Universally Unique Lexicographically Sortable Identifiers (ULID) are leveraged for plant production and subsequent stages like harvest, quality assurance, production, transportation, and point of sale workflows, capturing business information and key performance indicators. ULIDs are linked into a network which follows cannabis’ chain-of-custody and is capable of material trace-back to the origin. Capable of producing 280 unique 26-digit identifiers per millisecond, ULID identifiers in QR Code representations ensure each action and object in a workflow is properly and uniquely identified, and can be mapped again to another stage in the production workflow. QR Codes have a track record demonstrating their fast
responsiveness, wear-and-tear resilience, and being a more ecologically and financially sound approach than RFID tagging of plants and material. However, the OpenTHC Platform can adapt to electronic forms of asset tags like RFID, allowing businesses to buy the tags on the open market and then assign platform-defined object identifiers to them.

Another benefit of the OpenTHC approach is our practice of Lean Product Development which in programming helps minimize business risk, gives a scientific basis for outcome assessment during development, and maximizes returns on investments. Sometimes a patient can articulate discomfort, but only their doctor understands their diagnosis or treatments. When our clients demonstrate a technological problem, lean product development is an efficiency which keeps our team nimble in troubleshooting solutions.

In addition to the business side of OpenTHC, our executive team will be establishing the OpenTHC Foundation.
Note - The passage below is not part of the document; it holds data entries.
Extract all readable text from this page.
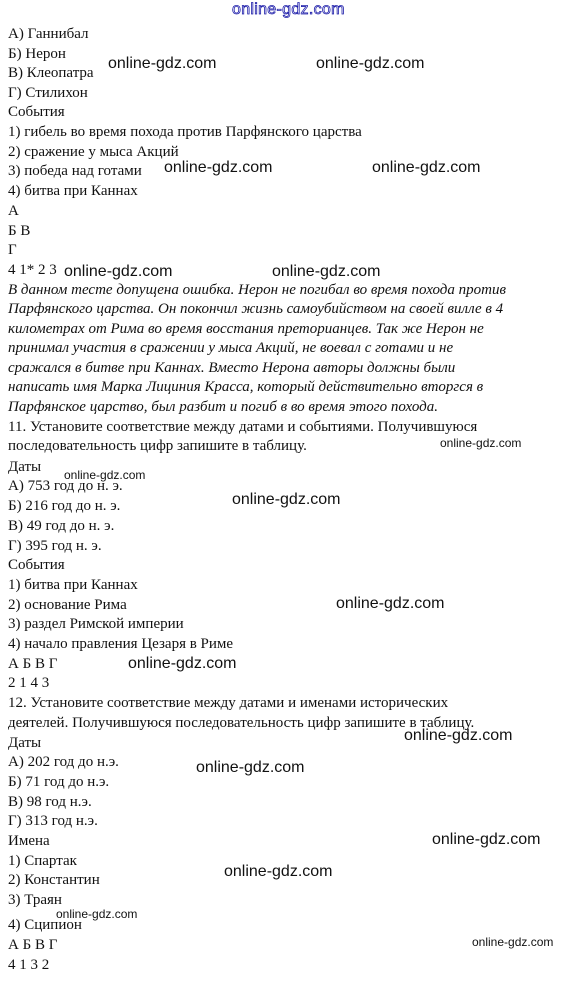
online-gdz.com
А) Ганнибал
Б) Нерон
В) Клеопатра
Г) Стилихон
События
1) гибель во время похода против Парфянского царства
2) сражение у мыса Акций
3) победа над готами
4) битва при Каннах
А
Б В
Г
4 1* 2 3
В данном тесте допущена ошибка. Нерон не погибал во время похода против
Парфянского царства. Он покончил жизнь самоубийством на своей вилле в 4
километрах от Рима во время восстания преторианцев. Так же Нерон не
принимал участия в сражении у мыса Акций, не воевал с готами и не
сражался в битве при Каннах. Вместо Нерона авторы должны были
написать имя Марка Лициния Красса, который действительно вторгся в
Парфянское царство, был разбит и погиб в во время этого похода.
11. Установите соответствие между датами и событиями. Получившуюся
последовательность цифр запишите в таблицу.
Даты
А) 753 год до н. э.
Б) 216 год до н. э.
В) 49 год до н. э.
Г) 395 год н. э.
События
1) битва при Каннах
2) основание Рима
3) раздел Римской империи
4) начало правления Цезаря в Риме
А Б В Г
2 1 4 3
12. Установите соответствие между датами и именами исторических
деятелей. Получившуюся последовательность цифр запишите в таблицу.
Даты
А) 202 год до н.э.
Б) 71 год до н.э.
В) 98 год н.э.
Г) 313 год н.э.
Имена
1) Спартак
2) Константин
3) Траян
4) Сципион
А Б В Г
4 1 3 2
online-gdz.com	online-gdz.com
online-gdz.com	online-gdz.com
online-gdz.com	online-gdz.com
online-gdz.com
online-gdz.com
online-gdz.com
online-gdz.com
online-gdz.com
online-gdz.com
online-gdz.com
online-gdz.com
online-gdz.com
online-gdz.com
online-gdz.com
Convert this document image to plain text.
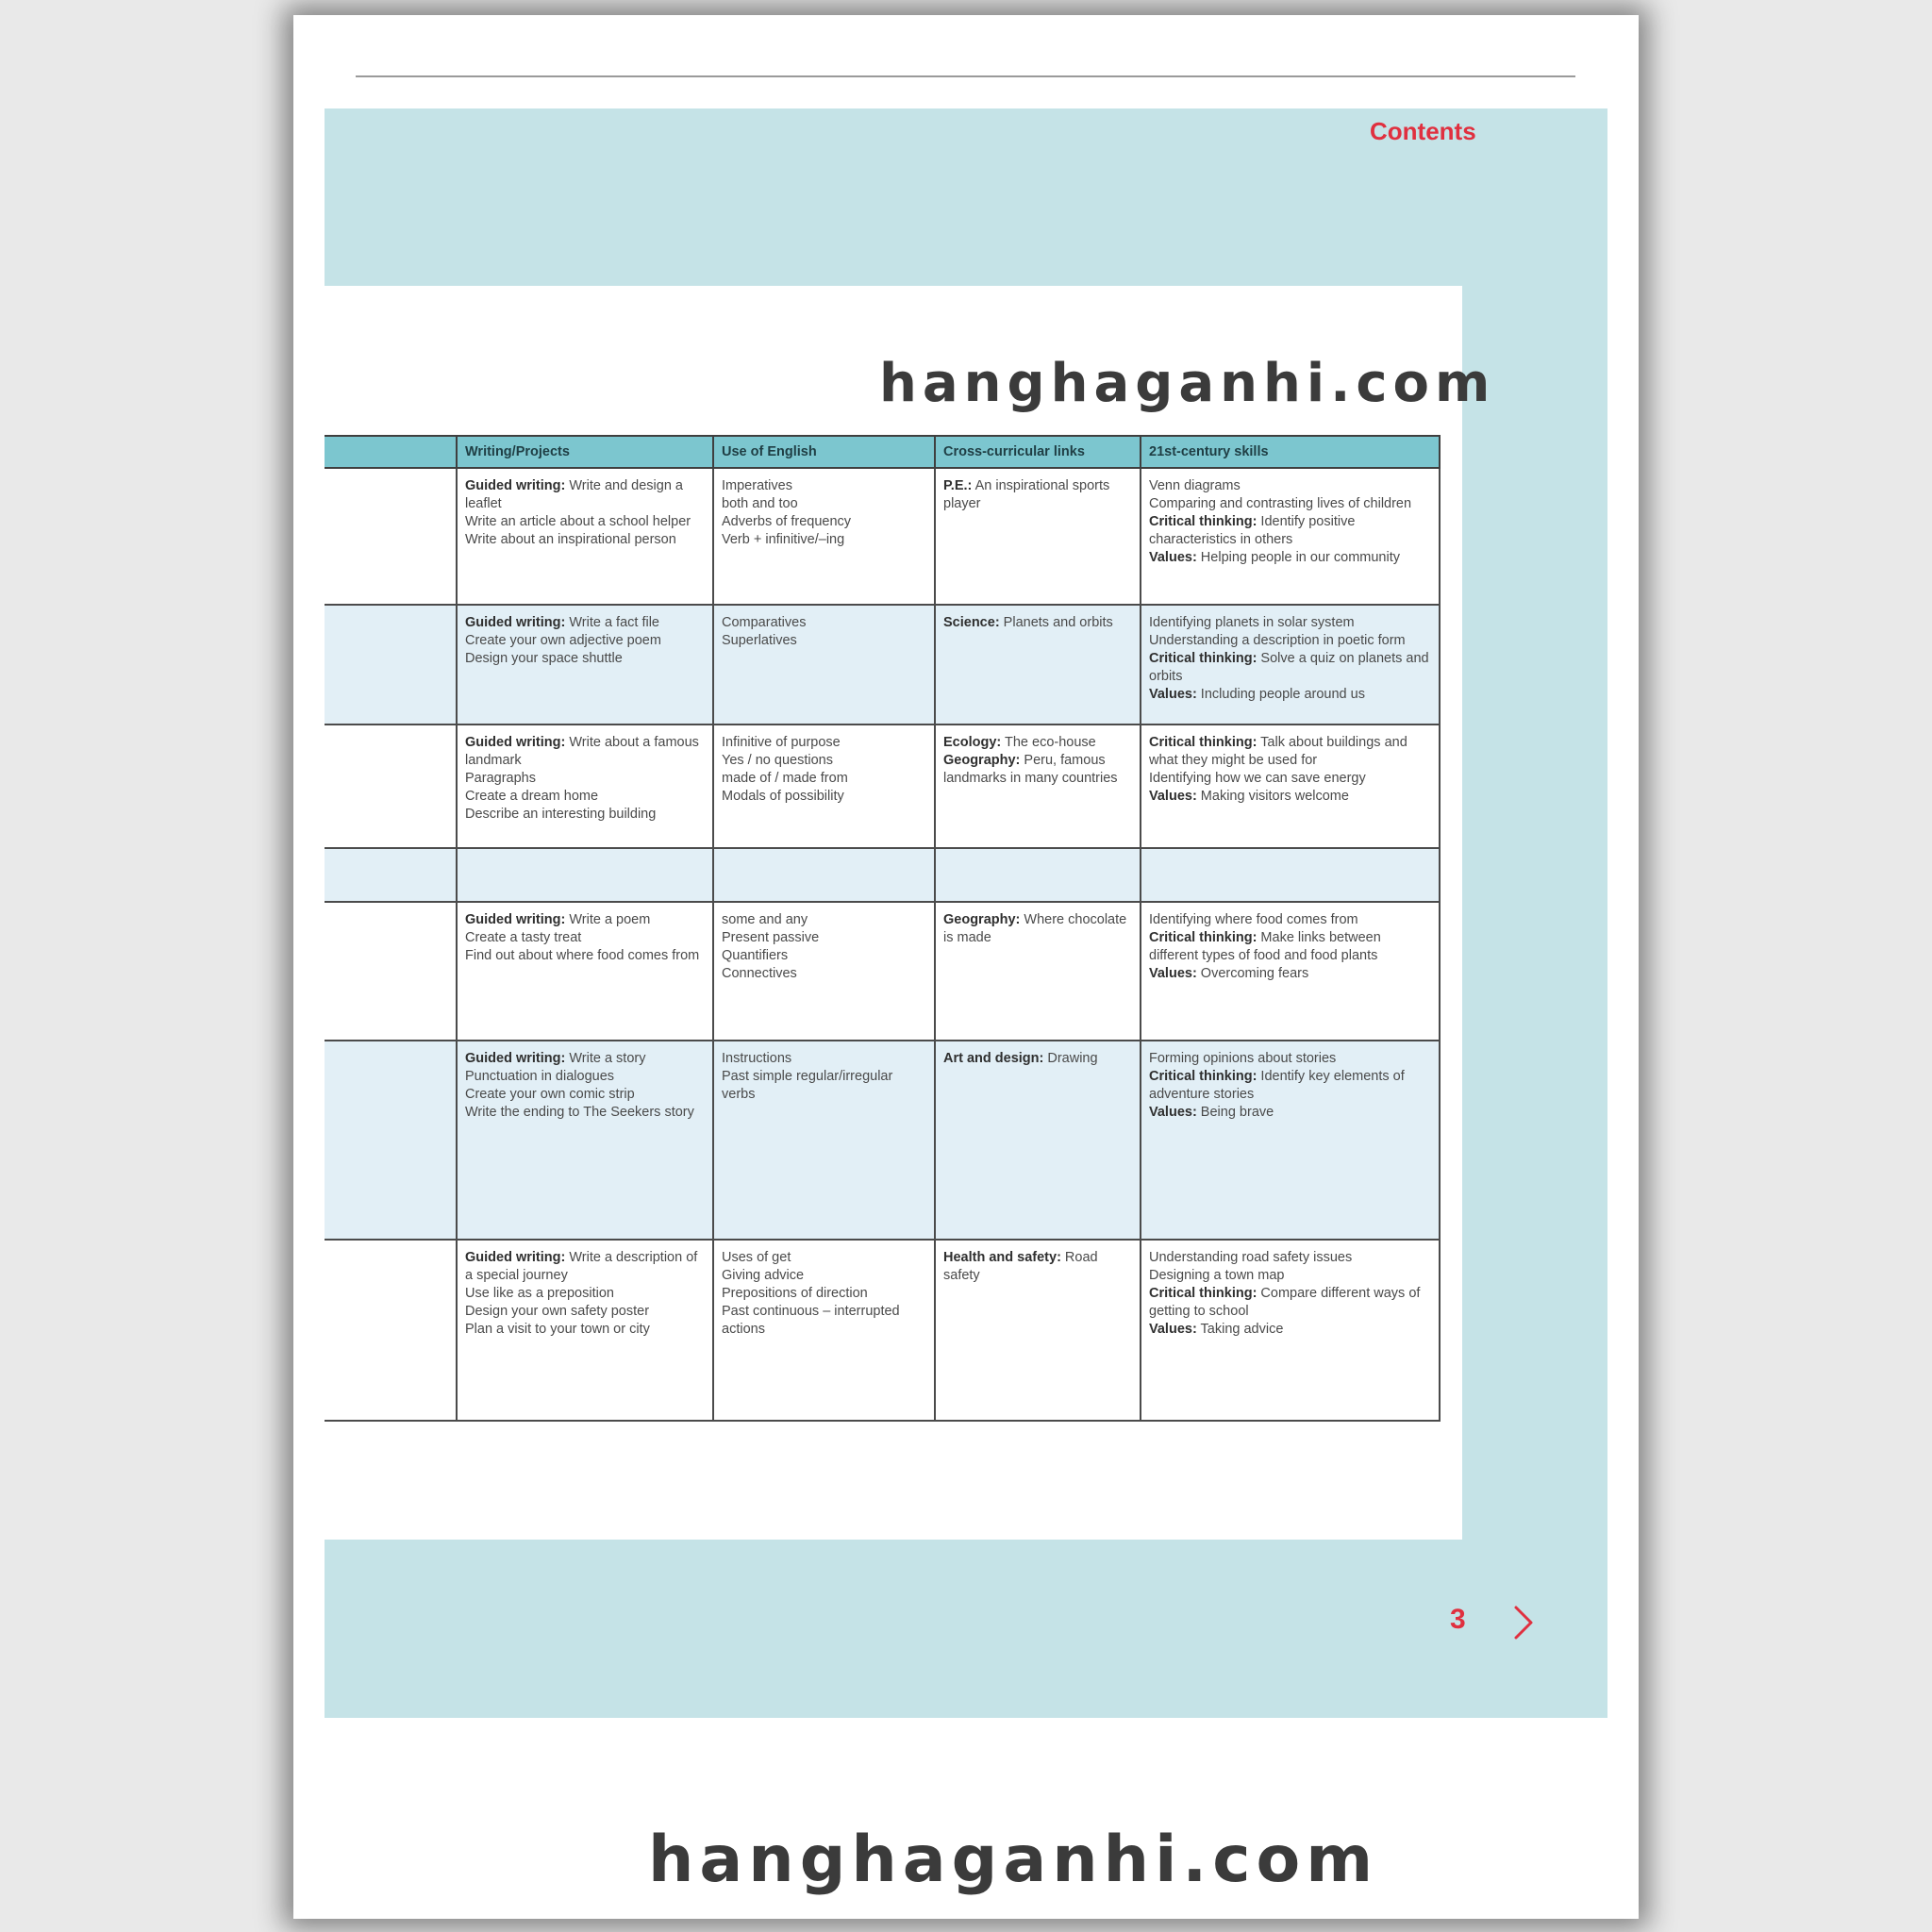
Contents
	Writing/Projects	Use of English	Cross-curricular links	21st-century skills

	Guided writing: Write and design a leaflet
Write an article about a school helper
Write about an inspirational person	Imperatives
both and too
Adverbs of frequency
Verb + infinitive/–ing	P.E.: An inspirational sports player	Venn diagrams
Comparing and contrasting lives of children
Critical thinking: Identify positive characteristics in others
Values: Helping people in our community

	Guided writing: Write a fact file
Create your own adjective poem
Design your space shuttle	Comparatives
Superlatives	Science: Planets and orbits	Identifying planets in solar system
Understanding a description in poetic form
Critical thinking: Solve a quiz on planets and orbits
Values: Including people around us

	Guided writing: Write about a famous landmark
Paragraphs
Create a dream home
Describe an interesting building	Infinitive of purpose
Yes / no questions
made of / made from
Modals of possibility	Ecology: The eco-house
Geography: Peru, famous landmarks in many countries	Critical thinking: Talk about buildings and what they might be used for
Identifying how we can save energy
Values: Making visitors welcome

	Guided writing: Write a poem
Create a tasty treat
Find out about where food comes from	some and any
Present passive
Quantifiers
Connectives	Geography: Where chocolate is made	Identifying where food comes from
Critical thinking: Make links between different types of food and food plants
Values: Overcoming fears

	Guided writing: Write a story
Punctuation in dialogues
Create your own comic strip
Write the ending to The Seekers story	Instructions
Past simple regular/irregular verbs	Art and design: Drawing	Forming opinions about stories
Critical thinking: Identify key elements of adventure stories
Values: Being brave

	Guided writing: Write a description of a special journey
Use like as a preposition
Design your own safety poster
Plan a visit to your town or city	Uses of get
Giving advice
Prepositions of direction
Past continuous – interrupted actions	Health and safety: Road safety	Understanding road safety issues
Designing a town map
Critical thinking: Compare different ways of getting to school
Values: Taking advice
hanghaganhi.com
hanghaganhi.com
3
The group will be a nonprofit organization owning all intellectual property granted to it by OpenTHC or the open source community. The values of OpenTHC as a technology firm are straightforward:

  • Stability for the business owners and for the software, as well as for other technology providers.
  • Reliability and consistency in tracking and reporting functions necessary to keep the industry moving.
  • Compatibility for all license types and actors that allows them to communicate when using a common traceability platform.
  • A business and regulator sector which recognizes these other values can only be achieved by working together, with a spirit of community and consensus.

For a decade OpenTHC has offered a flexible, thorough, economically viable, and socially conscious approach to comprehensive cannabis traceability and reporting needs. Through a tradition of moving the data obstacles related to cannabis, we’ve helped our clients, and legalization, successed. In the coming weeks we’ll be publishing additional details about our team, our technology, and the kinds of challenges we can help elected officials and entrepreneurs solve. With the data needs for cannabis certain to grow in the coming years, our team has the services and expertise needed to meet the moment.